As for frequency, this depends on whether your dog is short-haired or long, with the shaggier breeds benefitting best from clipping every 6-8 weeks due to their rapidly growing coat.
All Brushed Up
Together with clipping, brushing your pet’s fur regularly is another way to make sure his or her coat is in tip-top condition. Prior to brushing, try to bathe your dog first, preferably with a shampoo made for pets. Once their fur has dried, brush the coat gently to rid it of any snags or matted fur. Try to get a brush that has a texture that is not too hard nor too soft, and make sure to brush all your pet’s hair and not just the top coat. This can be done by brushing backwards against the grain of the fur and subsequently brushing it back. Moreover, this also helps to stimulates your pooch’s skin as well as remove dead fur..

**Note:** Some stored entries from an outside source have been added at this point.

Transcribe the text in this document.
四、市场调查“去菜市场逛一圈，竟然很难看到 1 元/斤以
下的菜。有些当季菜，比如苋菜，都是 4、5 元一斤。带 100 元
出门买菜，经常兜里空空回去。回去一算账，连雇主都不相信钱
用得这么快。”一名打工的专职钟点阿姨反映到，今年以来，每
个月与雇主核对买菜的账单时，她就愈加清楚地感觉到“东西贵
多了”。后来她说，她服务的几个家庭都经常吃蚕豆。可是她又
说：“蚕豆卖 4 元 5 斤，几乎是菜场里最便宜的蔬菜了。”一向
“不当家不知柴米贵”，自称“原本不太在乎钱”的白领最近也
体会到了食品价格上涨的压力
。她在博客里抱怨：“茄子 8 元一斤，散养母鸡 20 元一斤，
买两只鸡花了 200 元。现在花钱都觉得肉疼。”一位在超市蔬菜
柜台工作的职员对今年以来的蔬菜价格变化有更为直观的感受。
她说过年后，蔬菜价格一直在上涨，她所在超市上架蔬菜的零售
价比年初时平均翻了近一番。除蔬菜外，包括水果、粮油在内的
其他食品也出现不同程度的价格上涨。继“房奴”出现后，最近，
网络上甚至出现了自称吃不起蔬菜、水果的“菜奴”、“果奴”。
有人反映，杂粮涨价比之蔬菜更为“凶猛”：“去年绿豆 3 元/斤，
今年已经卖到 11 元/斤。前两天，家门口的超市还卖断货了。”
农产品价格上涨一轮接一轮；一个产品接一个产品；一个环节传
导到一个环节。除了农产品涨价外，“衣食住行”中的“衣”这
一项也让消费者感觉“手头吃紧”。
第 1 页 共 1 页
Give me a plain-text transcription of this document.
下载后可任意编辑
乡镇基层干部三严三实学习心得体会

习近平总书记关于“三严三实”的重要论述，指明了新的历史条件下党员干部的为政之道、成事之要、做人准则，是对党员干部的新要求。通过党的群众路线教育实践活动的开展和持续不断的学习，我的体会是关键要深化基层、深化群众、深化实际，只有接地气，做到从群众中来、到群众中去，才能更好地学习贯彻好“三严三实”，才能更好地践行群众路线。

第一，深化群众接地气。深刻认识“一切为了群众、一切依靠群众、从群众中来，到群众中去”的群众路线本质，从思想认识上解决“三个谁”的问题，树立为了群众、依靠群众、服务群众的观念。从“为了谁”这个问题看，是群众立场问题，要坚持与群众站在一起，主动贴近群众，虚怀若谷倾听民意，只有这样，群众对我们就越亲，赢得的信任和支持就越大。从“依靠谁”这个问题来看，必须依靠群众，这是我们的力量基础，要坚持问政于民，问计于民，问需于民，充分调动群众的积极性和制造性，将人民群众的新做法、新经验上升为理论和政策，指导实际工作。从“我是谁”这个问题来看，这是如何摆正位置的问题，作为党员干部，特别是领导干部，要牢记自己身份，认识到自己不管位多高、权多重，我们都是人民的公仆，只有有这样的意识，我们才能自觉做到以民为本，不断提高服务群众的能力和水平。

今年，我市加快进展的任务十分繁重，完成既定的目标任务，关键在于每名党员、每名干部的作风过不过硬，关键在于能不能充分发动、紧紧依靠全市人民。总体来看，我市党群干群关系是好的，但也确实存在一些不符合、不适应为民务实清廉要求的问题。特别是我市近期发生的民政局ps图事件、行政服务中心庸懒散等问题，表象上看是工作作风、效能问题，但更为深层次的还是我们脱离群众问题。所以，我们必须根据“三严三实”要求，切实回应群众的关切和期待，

Another equally important brushing is for that of your pet’s teeth. Not only is it about fresh breath, it is also key to ensure your dog has healthy teeth and gums, while preventing the onset of periodontal (also known as gum) disease. Also, if your dog is adverse to the toothbrush, you might also want to consider alternatives such as dental toy bones, or even mouth-washes.
In the Pink of Health
Beyond the obvious convenience and cost-savings, home grooming is also a great way to keep an eye on your canine’s health. Look out for significant changes in your dog’s coat, teeth, ears, eyes and nails so that any signs or symptoms of a health issue so medical help can be given quickly if necessary. Moreover, it’s also less taxing on your dog’s mental state as well, as grooming places are usually unfamiliar environments which might provoke added anxiety.
Be it trimming your dog’s coat, bathing or brushing his or her teeth for the perfect smile, grooming your dog can be a great time to bond with your canine friend. If you meet with resistance at first, try bringing positive associations to the activity with gentle words or the occasional treat – soon, your dog will grow to trust you even more, making this once-chore an enjoyable experience for both you and your pet.